3. La révision de la directive postale : une échéance essentielle qui aurait dû être mieux anticipée

a) Un sursis qui n'a pas été mis à profit

La directive 97/67/CE du 15 décembre 1997 concernant des règles communes pour le développement du marché intérieur des services postaux de la Communauté n'a que très partiellement ouvert le secteur à la concurrence.

En effet, une initiative conjointe du Président Chirac et du Chancelier Kohl au sommet de Dublin en décembre 1996 avait permis d'endiguer la volonté d'ouverture immédiate de certains autres Etats membres.

Votre commission s'en était félicitée, considérant que La Poste devait être préparée au choc concurrentiel.

Mais la question de l'ouverture accrue à la concurrence n'était que repoussée, la directive prévoyant sa propre révision, selon un calendrier dont elle fixait les échéances :

- à la suite d'une évaluation - qui n'a pas été menée- la Commission européenne devait présenter, pour le 31 décembre 1998, une proposition concernant la poursuite de l'ouverture du marché postal, en vue notamment de libéraliser le courrier transfrontière et le publipostage et de revoir à nouveau les limites de prix et de poids des services " réservés " ;

- le Conseil et le Parlement devaient se prononcer sur cette proposition avant le 1 er janvier 2000 ;

- les mesures décidées devaient entrer en vigueur le 1 er janvier 2003.

L'élaboration de la proposition par la Commission a été retardée par la démission de la Commission précédente le 15 mars 1999, ainsi que par la nécessité, pour le nouveau Collège, de réexaminer la question.
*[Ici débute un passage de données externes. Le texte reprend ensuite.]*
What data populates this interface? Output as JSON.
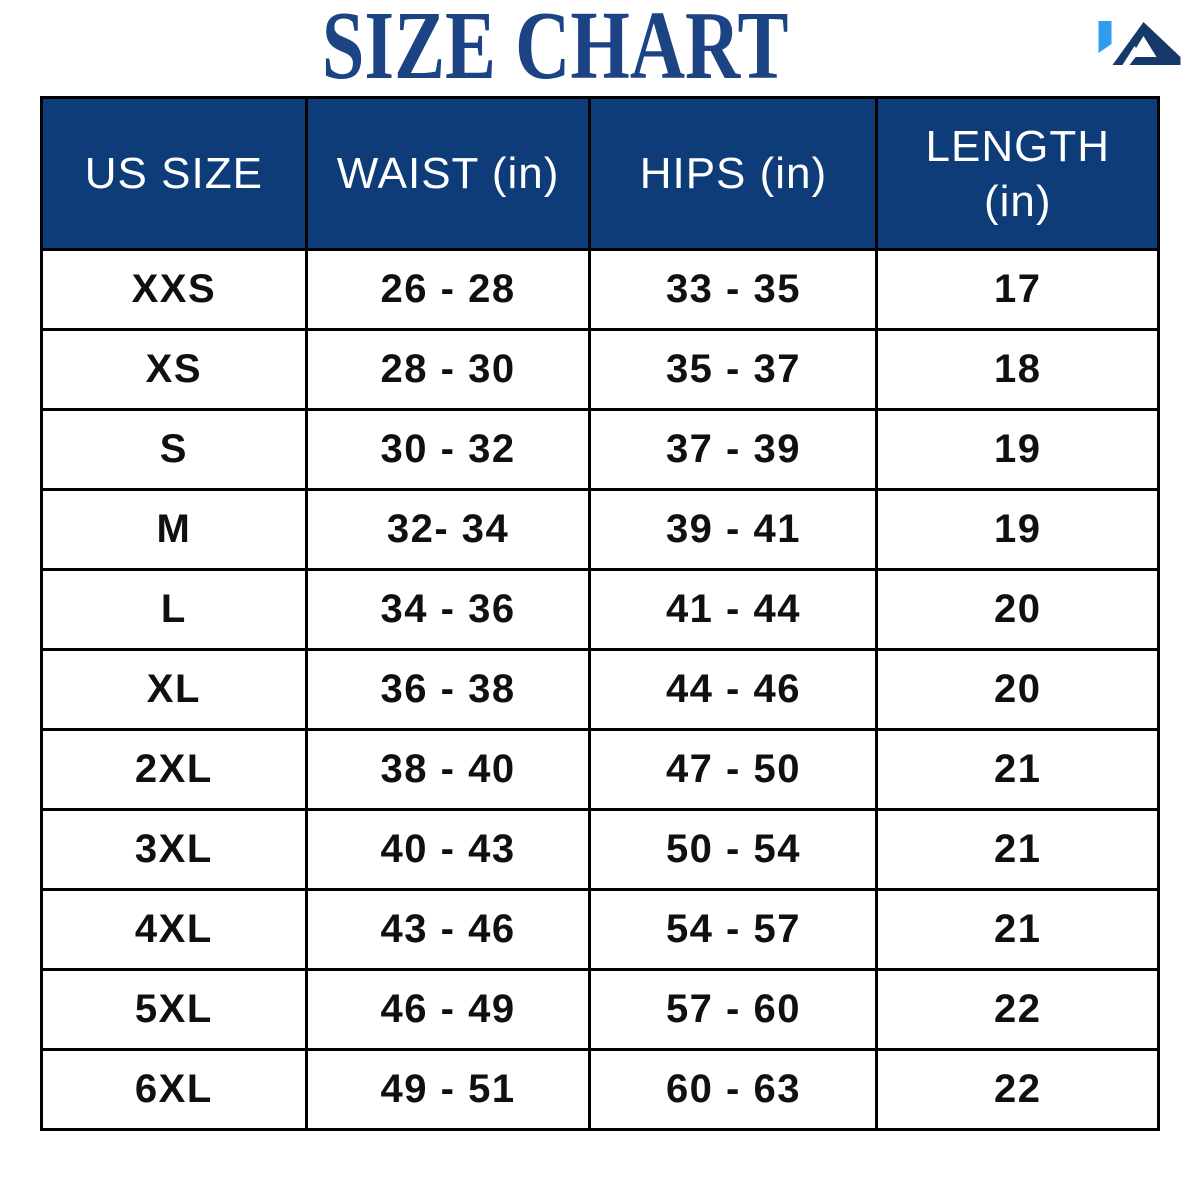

Aussi est-ce le 30 mai 2000 que la Commission a formulé ses propositions, matérialisées par une proposition de directive publiée en juillet modifiant celle de 1997.

Ce sursis, obtenu de justesse en 1996, par une implication personnelle du chef de l'Etat, n'a malheureusement pas été mis à profit pour préparer La Poste au choc concurrentiel à venir. Ce manque d'anticipation des évolutions prévisibles du secteur postal risque de coûter cher à l'opérateur public.

La France en est ainsi réduite aujourd'hui à tenter d'obtenir un nouveau sursis.

b) Une proposition d'ouverture accrue, programmée en deux étapes

Sans préjudice de la liberté des Etats-membres à libéraliser plus rapidement leur marché, la proposition de directive de la Commission prévoit la poursuite de l'ouverture à la concurrence en deux nouvelles étapes. La première, qui devrait entrer en vigueur le 1 er janvier 2003 , consisterait en un abaissement général des limites de poids et de prix actuelles pour les services qui peuvent continuer à être réservés (c'est-à-dire exercés sous monopole) parallèlement, toutes les limites de poids et de prix seraient supprimées en ce qui concerne le courrier transfrontalier sortant et le courrier express.

L'étape ultérieure, pour laquelle la décision devrait intervenir au 31 décembre 2005 au plus tard, prendrait effet au 1 er janvier 2007 ; il s'agirait d'une nouvelle restriction des droits exclusifs encore accordés aux prestataires du service universel conformément à l'article 7 de la directive, conservés dans la seule mesure où cela est strictement nécessaire au maintien du service universel. L'ampleur de cette nouvelle avancée devra être déterminée par le Parlement européen et le Conseil le 31 décembre 2005 au plus tard, sur proposition de la Commission présentée avant le 31 décembre 2004, au terme d'un réexamen du secteur portant sur le maintien du service universel postal dans un contexte concurrentiel.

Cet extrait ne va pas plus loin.